Biden also has a lot of work to do to repair the image of the presidency, both abroad and at home.

Trump put the United States elsewhere in the world, pulling the country out of numerous multilateral trade treaties and climate agreements in favor of a more insular foreign policy. Their changing beliefs and moods damaged relationships with some of the nation’s oldest allies, including most of Western Europe.

As the coronavirus pandemic ravaged the world, Trump encouraged competition, not cooperation, in studying and creating a vaccine. Trump also abandoned the traditional role of the president in drawing attention to human rights violations around the world.

Biden, who spent years on the Senate Foreign Relations Committee and had an extensive foreign policy portfolio as vice president, has promised a course change. He vowed to repair alliances, reintegrate the country into the Paris climate accord and the World Health Organization, and said he will strengthen the national security of the United States, first dealing with the public health, economic and political crises in the country.

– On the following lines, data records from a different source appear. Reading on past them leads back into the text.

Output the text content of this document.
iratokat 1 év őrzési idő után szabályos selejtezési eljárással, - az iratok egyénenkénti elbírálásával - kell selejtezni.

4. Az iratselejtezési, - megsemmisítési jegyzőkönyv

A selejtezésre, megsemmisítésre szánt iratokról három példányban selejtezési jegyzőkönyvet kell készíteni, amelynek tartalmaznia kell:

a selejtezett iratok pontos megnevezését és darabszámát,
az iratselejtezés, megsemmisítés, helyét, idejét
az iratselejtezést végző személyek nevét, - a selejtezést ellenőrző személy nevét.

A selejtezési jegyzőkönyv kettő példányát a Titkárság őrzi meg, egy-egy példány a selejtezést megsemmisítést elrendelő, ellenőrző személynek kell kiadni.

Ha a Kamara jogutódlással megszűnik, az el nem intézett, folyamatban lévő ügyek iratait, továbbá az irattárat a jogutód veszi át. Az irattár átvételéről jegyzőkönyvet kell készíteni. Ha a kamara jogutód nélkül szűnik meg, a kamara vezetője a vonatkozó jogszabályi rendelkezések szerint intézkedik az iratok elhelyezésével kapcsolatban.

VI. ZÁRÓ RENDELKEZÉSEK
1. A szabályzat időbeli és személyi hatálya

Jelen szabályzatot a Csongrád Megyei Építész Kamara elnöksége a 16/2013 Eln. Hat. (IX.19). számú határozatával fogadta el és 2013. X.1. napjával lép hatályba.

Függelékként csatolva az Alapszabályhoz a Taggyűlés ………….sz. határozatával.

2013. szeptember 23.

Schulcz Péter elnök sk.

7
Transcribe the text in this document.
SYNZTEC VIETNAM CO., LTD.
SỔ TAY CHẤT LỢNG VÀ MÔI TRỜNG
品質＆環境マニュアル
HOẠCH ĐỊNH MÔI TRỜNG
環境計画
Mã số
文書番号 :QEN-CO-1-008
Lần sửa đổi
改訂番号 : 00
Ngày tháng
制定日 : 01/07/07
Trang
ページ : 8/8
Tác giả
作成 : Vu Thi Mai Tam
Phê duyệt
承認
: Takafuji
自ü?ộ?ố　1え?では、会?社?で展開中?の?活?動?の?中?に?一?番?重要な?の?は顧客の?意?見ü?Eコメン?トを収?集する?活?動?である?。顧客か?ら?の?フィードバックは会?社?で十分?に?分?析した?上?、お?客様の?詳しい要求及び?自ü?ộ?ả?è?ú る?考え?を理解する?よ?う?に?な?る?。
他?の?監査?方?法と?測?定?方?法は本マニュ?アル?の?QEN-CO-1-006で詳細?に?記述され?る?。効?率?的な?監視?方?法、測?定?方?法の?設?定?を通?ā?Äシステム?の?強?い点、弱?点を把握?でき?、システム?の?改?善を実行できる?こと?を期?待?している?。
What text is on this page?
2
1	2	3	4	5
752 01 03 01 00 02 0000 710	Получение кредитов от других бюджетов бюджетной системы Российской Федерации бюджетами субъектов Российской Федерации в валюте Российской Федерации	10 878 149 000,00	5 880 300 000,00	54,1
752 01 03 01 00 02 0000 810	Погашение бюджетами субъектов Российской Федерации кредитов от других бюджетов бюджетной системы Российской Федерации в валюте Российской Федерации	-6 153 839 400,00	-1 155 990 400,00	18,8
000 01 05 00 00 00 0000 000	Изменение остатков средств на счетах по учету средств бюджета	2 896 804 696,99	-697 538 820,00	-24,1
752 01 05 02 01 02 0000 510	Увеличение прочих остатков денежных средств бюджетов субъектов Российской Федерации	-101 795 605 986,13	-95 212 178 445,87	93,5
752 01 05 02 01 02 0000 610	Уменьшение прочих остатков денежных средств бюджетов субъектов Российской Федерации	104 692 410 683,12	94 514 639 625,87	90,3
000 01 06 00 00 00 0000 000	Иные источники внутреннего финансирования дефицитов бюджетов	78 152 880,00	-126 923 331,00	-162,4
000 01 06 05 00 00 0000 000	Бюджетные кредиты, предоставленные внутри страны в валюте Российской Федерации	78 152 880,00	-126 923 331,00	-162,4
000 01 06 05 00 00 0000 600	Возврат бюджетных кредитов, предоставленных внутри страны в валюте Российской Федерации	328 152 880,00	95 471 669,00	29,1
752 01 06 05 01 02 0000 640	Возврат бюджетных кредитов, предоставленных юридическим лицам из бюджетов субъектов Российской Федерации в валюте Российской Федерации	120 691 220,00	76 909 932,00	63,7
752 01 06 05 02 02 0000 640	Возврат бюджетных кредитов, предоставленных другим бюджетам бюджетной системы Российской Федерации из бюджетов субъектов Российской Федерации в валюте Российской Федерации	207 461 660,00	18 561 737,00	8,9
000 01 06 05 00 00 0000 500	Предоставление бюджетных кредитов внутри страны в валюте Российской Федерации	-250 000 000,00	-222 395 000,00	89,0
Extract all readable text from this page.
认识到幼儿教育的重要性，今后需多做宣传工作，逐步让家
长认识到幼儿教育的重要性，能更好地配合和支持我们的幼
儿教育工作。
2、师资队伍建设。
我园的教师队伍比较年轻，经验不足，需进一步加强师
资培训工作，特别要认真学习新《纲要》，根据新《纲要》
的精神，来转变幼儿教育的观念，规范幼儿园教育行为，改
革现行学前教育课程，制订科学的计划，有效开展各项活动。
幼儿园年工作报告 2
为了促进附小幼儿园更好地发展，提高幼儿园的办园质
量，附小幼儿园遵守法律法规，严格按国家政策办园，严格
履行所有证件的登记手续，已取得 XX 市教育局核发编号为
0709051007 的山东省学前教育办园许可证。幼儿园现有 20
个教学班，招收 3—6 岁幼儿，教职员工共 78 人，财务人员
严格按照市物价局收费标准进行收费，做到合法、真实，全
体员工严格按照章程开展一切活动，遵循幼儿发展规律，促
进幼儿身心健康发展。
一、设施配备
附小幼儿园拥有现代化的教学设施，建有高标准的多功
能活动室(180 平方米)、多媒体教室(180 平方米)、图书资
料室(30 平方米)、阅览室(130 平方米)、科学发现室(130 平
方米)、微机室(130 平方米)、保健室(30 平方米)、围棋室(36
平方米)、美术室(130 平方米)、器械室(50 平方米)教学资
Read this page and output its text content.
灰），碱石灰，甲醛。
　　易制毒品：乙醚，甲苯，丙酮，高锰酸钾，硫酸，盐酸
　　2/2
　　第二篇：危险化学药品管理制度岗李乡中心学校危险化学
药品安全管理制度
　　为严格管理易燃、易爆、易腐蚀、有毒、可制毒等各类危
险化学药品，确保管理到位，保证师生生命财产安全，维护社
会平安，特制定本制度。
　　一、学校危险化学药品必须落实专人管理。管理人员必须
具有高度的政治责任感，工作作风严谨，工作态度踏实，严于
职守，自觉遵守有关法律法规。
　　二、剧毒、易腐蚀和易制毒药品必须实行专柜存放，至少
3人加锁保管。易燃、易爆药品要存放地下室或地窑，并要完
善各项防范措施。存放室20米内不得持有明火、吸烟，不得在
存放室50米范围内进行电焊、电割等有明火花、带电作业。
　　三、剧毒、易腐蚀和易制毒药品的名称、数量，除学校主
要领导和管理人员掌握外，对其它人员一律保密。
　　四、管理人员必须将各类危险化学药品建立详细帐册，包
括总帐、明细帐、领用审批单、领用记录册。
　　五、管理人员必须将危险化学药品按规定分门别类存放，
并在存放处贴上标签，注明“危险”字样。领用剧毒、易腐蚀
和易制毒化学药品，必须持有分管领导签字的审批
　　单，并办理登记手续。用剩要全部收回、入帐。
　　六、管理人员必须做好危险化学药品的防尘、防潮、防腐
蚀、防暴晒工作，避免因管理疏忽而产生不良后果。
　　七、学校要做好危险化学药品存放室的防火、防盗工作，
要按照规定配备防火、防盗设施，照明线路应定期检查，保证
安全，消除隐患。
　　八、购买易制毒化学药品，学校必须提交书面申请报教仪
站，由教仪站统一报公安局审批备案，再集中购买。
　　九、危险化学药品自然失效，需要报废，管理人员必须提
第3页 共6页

Offering the White House as a symbol of stability to other global capitals is not going to be easy for Biden after the Trump presidency.

“He has a structural problem and he needs to make America more trustworthy. We are diminished in stature and less predictable, ”said Richard Haass, president of the Council on Foreign Relations. He noted that after Biden’s victory, the European Union strengthened its ties with China with a new investment treaty.

“Everyone is securing positions. He has no idea if Biden is going to be a one-term president or what will come after him, ”Haas said. “There is a fear in the world that Trump or Trumpism will return in four years.”